The result of this study implies that, since human makes direct contact with the horses during recreational and sporting activities, there is the likelihood of the horse initiating the transmission of horse related infections on man. This transmission could be made possible through the bite of blood-sucking ectoparasites living on the horse. Although the study was limited only to the blood-based parasites, no effort was made to collect and assess the infection status of ectoparasites on the horse. It is recommended therefore that the horses used for sporting and recreational activities be treated periodically for both haemoparasites and ectoparasite in order to reduce the chances of zoonotic infections.


The study has revealed three haemoparasites associated with horses used for recreational and entertainment of events in Port Harcourt and Abraka. The haemoparasites are Theileria equi, Babesia caballi and Anaplasma phagocytophilum. Although these parasites are mostly of animal origin, they can initiate zoonotic infection in humans through the bite of ectoparasites found on the horses. It is recommended that these horses should be treated periodically for both haemoparasites, ectoparasite and other forms of infections. This will not only make the horses healthy but can reduce parasitic infection through man-horse contact.


This study discovered important information that can be beneficial for the control of some zoonotic parasitic infections related to horses. Despite the use of Horses overtime in sports competition, Royal ushering, police duties, agriculture and warfare and many other recreational activities, little is known about the role of horses in the transmission of zoonotic infections to humans. This study has therefore uncovered some haemoparasites of horses that can easily be transmitted to humans. Maintaining regular hygiene of the horse is germane to reducing the menace of horseman diseases.
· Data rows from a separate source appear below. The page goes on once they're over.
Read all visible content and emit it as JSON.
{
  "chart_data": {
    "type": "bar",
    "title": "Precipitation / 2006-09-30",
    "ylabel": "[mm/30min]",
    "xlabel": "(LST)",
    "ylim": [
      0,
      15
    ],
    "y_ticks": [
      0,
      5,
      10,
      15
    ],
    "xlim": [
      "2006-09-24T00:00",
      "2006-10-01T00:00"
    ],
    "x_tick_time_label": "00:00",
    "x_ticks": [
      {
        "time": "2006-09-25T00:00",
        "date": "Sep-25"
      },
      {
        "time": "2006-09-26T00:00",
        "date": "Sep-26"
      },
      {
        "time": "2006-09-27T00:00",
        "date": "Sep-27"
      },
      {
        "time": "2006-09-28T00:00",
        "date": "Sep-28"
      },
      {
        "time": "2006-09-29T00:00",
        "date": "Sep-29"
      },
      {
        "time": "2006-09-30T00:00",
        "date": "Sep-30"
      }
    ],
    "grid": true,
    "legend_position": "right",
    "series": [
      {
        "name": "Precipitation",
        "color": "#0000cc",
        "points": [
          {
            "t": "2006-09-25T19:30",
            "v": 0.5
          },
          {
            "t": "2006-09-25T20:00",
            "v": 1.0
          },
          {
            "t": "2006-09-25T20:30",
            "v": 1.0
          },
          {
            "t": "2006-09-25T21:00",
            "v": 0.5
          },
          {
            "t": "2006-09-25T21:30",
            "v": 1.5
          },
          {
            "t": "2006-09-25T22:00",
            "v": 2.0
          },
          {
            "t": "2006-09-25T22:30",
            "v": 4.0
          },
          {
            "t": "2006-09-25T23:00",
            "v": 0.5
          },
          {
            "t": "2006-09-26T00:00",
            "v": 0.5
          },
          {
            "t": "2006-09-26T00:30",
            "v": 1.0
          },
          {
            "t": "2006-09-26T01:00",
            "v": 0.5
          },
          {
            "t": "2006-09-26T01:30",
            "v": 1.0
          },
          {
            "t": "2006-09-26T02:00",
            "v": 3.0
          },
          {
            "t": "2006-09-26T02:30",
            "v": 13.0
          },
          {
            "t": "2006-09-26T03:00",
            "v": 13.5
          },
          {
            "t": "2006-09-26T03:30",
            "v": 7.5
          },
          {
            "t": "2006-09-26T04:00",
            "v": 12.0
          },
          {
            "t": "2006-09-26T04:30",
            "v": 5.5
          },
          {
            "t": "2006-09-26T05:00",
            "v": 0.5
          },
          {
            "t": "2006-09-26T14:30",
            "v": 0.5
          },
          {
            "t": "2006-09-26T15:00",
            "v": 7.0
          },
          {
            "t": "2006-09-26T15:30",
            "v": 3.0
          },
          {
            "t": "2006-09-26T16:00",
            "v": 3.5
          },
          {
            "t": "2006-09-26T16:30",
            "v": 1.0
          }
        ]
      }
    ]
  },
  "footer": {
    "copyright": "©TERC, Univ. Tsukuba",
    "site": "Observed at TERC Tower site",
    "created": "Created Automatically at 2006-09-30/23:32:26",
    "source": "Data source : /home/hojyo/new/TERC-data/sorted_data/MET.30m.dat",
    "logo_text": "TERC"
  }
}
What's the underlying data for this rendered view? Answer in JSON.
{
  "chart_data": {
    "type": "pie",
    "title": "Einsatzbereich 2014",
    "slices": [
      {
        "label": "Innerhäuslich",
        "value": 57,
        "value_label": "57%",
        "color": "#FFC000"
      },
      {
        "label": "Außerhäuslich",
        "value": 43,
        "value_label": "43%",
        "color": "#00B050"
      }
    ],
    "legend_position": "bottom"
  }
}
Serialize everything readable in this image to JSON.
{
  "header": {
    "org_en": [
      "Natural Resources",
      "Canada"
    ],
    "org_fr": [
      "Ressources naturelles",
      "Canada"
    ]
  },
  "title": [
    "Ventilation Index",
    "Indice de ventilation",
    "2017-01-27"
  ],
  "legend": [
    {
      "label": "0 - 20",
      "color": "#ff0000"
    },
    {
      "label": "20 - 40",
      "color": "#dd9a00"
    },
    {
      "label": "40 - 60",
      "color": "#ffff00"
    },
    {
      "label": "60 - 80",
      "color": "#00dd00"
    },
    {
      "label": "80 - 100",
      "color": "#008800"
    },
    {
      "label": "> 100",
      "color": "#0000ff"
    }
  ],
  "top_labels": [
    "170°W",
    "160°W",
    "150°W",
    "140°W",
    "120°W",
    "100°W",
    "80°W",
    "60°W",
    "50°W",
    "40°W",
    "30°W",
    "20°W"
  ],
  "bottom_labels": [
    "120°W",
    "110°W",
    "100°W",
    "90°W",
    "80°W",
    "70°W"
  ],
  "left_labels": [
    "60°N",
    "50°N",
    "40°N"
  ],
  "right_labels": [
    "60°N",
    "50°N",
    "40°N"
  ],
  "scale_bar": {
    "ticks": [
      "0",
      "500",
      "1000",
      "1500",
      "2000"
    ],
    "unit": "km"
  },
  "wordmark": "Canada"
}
We are grateful to the staff of the Turf and Country Polo Club of Port Harcourt, Rivers State and Abraka, Delta State for permitting us to use their game animal for the study. We also appreciate the cooperation of the laboratory staff of the parasitology unit, Department of Animal and Environmental Biology, the University of Port Harcourt during the laboratory analysis of the samples.